Ainda por cima, falou-me com uma agressividade que o colocaria em posição de ser preso só pelo teor das ameaças que me fez, alegadamente para se defender, de arma de fogo apontada ao peito, como se dos dois fosse eu a representar alguma espécie de ameaça para alguém. Preveniu-me da intenção de premir o gatilho se acompanhasse a admoestação verbal que fiz, com um discurso que me saiu de improviso, com uma tentativa de recuperar o que era meu e ele ia enfiando no saco, da maneira que eu achasse que me legitimava o facto de estar na minha zona de conforto que não desejava partilhar com ninguém, muito menos com um estranho.

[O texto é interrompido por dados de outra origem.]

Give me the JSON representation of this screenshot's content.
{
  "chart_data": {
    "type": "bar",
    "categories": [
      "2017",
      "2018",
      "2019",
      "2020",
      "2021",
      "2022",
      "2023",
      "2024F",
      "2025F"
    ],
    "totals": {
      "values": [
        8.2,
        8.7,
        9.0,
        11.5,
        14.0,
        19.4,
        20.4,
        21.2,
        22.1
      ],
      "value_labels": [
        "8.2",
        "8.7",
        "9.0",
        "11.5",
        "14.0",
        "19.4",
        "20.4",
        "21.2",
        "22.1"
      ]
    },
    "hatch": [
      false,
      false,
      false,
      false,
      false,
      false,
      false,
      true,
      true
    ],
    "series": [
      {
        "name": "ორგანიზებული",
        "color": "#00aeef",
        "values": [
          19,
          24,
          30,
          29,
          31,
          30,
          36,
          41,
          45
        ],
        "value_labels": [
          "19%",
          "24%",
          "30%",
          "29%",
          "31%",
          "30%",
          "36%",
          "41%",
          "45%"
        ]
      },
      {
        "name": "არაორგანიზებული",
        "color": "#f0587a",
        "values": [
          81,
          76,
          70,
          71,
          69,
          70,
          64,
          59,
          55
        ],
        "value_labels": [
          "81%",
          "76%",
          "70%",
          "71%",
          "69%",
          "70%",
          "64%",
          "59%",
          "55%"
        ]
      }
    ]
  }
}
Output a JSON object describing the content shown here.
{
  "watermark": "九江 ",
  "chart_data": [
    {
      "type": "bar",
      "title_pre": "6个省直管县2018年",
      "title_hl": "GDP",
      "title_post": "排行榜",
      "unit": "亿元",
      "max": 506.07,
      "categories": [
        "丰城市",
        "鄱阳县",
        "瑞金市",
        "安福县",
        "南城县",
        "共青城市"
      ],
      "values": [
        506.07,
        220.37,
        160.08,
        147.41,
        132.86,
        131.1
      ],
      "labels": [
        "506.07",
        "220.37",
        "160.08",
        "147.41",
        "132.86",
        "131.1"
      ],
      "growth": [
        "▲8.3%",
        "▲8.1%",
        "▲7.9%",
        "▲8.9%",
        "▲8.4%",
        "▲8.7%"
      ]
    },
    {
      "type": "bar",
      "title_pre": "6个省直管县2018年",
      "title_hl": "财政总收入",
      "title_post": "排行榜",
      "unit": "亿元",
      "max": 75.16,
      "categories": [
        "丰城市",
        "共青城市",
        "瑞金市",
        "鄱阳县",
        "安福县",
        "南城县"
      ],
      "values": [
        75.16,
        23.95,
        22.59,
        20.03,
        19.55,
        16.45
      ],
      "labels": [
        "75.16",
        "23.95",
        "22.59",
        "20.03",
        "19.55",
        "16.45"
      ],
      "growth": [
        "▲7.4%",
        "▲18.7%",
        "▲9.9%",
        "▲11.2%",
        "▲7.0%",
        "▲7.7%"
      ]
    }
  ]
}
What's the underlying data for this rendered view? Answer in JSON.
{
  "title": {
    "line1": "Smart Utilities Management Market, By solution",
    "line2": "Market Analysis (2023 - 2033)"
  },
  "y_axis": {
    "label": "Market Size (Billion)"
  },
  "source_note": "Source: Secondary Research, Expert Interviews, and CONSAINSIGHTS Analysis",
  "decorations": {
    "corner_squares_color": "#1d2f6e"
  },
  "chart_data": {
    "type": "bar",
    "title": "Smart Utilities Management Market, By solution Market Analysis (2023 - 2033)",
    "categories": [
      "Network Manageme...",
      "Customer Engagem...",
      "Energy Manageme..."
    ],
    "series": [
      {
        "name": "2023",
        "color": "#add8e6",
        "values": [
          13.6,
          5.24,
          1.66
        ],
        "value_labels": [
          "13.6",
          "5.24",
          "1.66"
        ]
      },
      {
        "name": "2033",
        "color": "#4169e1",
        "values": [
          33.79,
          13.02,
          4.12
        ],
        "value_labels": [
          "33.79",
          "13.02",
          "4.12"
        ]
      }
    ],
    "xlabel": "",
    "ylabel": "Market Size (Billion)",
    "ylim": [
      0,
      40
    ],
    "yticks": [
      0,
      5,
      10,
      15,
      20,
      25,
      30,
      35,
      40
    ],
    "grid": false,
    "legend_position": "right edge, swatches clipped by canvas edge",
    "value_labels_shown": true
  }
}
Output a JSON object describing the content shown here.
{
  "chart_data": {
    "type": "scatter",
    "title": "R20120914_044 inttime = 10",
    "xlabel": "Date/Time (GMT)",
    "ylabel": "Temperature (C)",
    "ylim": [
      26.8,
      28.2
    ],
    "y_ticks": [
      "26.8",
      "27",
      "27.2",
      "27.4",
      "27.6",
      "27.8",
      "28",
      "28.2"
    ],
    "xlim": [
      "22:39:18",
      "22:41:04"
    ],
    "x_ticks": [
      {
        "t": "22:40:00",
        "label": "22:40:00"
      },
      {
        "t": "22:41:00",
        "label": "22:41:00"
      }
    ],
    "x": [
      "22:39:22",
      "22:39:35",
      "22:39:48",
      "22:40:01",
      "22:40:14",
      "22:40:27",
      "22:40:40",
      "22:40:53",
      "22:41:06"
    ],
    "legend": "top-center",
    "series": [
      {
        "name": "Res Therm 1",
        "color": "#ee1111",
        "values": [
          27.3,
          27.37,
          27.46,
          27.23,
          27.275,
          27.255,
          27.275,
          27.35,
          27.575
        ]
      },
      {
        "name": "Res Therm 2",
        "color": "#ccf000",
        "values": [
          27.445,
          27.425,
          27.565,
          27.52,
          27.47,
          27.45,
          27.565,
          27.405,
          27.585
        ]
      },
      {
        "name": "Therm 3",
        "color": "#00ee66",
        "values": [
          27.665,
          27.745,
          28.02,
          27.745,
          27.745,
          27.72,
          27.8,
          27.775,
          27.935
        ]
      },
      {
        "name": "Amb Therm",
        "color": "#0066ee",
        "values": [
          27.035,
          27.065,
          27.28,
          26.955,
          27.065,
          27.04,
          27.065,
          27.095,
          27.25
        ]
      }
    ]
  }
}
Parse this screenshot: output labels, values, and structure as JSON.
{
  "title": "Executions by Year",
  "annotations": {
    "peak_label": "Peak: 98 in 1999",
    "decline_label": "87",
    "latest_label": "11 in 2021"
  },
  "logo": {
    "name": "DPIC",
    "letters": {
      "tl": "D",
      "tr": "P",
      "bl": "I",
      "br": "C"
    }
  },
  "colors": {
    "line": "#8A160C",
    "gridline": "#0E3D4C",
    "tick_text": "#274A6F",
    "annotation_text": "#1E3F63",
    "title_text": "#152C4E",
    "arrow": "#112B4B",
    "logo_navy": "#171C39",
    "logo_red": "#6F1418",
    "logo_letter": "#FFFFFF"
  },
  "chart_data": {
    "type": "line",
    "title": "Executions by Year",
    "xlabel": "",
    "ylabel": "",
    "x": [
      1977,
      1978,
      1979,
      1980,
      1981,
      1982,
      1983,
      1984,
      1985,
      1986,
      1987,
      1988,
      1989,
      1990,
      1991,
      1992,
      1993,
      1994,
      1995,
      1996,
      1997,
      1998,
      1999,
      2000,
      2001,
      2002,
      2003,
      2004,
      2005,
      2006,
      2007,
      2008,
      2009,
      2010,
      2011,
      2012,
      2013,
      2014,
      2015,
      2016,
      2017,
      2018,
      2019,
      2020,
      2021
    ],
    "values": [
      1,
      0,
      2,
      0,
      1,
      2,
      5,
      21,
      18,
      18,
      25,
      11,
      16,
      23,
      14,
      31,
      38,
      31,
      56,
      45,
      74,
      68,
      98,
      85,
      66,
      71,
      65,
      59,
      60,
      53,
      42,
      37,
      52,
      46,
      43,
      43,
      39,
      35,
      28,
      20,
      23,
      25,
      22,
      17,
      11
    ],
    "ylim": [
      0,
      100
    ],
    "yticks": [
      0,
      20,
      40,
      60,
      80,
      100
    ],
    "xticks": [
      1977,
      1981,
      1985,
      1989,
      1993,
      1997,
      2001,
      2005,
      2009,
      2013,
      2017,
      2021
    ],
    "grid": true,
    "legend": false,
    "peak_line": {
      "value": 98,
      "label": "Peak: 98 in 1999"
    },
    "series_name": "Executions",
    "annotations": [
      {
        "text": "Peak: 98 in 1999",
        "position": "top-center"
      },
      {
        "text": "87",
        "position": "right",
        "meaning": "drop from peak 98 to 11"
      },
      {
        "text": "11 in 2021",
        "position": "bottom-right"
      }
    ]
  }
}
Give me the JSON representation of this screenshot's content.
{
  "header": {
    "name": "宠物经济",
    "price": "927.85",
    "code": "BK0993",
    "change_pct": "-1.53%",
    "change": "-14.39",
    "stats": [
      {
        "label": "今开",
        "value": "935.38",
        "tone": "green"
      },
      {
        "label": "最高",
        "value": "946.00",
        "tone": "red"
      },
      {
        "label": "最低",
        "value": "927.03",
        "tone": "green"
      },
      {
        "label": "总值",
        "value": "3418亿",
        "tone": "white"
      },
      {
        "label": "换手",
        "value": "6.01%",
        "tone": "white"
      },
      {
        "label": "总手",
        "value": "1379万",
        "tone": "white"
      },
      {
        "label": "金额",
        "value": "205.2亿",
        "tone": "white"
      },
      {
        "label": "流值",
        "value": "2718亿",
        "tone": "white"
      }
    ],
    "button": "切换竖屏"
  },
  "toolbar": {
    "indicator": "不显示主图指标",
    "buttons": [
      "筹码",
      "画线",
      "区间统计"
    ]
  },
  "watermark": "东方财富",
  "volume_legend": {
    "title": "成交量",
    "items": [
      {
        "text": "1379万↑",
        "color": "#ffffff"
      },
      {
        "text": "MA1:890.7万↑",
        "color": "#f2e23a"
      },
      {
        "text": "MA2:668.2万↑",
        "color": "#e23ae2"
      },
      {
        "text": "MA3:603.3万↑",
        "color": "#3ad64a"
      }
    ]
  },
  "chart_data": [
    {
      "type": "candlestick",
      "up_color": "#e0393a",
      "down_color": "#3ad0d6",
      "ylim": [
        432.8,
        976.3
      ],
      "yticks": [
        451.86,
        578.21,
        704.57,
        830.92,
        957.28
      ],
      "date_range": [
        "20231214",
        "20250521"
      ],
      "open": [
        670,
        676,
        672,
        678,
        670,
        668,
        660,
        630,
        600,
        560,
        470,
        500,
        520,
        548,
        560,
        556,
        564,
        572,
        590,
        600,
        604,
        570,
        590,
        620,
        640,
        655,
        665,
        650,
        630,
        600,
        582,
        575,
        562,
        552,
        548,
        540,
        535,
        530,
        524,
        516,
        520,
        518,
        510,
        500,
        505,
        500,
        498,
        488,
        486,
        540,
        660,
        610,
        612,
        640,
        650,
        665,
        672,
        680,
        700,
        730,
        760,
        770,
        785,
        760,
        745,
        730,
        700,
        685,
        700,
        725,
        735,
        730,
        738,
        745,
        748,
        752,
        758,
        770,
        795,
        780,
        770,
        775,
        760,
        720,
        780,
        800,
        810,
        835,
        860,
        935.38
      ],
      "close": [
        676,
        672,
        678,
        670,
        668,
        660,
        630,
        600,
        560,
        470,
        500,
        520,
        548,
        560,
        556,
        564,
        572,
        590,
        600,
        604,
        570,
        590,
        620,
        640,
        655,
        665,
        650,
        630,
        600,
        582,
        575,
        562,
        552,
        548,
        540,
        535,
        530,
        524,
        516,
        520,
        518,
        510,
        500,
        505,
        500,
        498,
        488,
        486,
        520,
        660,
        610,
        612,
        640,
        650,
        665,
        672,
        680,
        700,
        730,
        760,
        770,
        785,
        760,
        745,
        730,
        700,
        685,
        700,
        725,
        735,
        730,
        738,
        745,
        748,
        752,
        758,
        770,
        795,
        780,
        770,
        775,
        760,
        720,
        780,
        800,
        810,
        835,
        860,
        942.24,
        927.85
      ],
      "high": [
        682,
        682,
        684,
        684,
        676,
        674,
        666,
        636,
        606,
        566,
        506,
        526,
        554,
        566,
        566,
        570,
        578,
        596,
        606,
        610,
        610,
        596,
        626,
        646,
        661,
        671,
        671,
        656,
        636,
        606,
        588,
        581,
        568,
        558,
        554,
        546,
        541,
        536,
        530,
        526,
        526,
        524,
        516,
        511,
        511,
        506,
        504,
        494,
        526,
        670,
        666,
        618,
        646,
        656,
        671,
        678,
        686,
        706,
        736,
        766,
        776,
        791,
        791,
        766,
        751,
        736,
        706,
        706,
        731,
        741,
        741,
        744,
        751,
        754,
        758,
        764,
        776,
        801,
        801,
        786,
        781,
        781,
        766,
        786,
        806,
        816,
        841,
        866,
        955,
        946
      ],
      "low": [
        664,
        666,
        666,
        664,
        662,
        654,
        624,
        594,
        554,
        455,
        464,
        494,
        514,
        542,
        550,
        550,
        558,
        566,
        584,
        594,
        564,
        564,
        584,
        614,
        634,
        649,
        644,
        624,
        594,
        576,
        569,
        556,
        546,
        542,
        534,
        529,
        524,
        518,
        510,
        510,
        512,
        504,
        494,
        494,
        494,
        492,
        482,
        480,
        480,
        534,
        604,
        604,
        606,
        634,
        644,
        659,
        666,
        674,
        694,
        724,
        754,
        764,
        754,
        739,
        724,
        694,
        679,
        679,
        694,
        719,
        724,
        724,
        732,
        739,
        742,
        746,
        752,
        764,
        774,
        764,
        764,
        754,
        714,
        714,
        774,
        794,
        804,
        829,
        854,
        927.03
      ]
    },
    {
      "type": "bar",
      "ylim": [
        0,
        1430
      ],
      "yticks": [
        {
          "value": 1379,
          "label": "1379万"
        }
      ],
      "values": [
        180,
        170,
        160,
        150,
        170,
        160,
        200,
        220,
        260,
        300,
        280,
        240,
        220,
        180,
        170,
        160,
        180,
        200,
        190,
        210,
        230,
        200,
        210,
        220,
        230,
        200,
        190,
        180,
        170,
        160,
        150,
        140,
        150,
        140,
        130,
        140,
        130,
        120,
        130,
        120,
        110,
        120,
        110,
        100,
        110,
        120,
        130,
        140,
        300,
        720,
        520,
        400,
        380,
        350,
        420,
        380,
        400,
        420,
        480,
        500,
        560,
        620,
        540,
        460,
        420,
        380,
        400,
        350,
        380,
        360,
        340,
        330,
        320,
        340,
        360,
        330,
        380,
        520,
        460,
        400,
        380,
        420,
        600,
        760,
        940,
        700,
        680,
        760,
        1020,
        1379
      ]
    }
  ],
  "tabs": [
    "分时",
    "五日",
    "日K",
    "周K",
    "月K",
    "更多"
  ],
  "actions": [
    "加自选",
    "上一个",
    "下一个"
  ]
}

Com medo, remeti-me ao silêncio e a jogar à defesa, do género em que estivesse a jogar fora de casa contra um adversário que conhecia melhor as regras do jogo do que eu. Era mais velho e isso conferia-lhe a vantagem de saber antecipadamente que é do lado do mais fraco que costuma rebentar a corda quando é puxada com força excessiva. Por mim, já vira esta cena e sabia como acabava, em séries e filmes, na televisão e no cinema, respetivamente.

Porém, ao cabo daquele tempo, parecia mais espantado do que eu, embora devesse ser o contrário. Não sabia se fora por me ver aparecer repentinamente ou por saber que, afinal, era eu o dono daquela magnífica casa e ser a mim que pertenciam os objetos de valor e de tão bom gosto que estavam expostos na sala. Sim, eu, um sujeito magro a atirar para o lingrinhas, baixo mas não muito bonito e, pelos vistos, insignificante até para ele, pois ainda nem bem terminara de mirar-me de alto a baixo, já tinha guardado a carabina e retomado o enchimento do saco até ao peso que tinha a certeza de poder carregar às costas, decidindo que se eu era incapaz de representar o menor perigo, era também como se nem estivesse diante de si. Ficou boquiaberto durante três segundo e meio, não mais do que isso, ainda fui a tempo de contá-lo no meu relógio de pulso, que nem o facto de não ser de marca mo impediu de ser roubado dali a instantes.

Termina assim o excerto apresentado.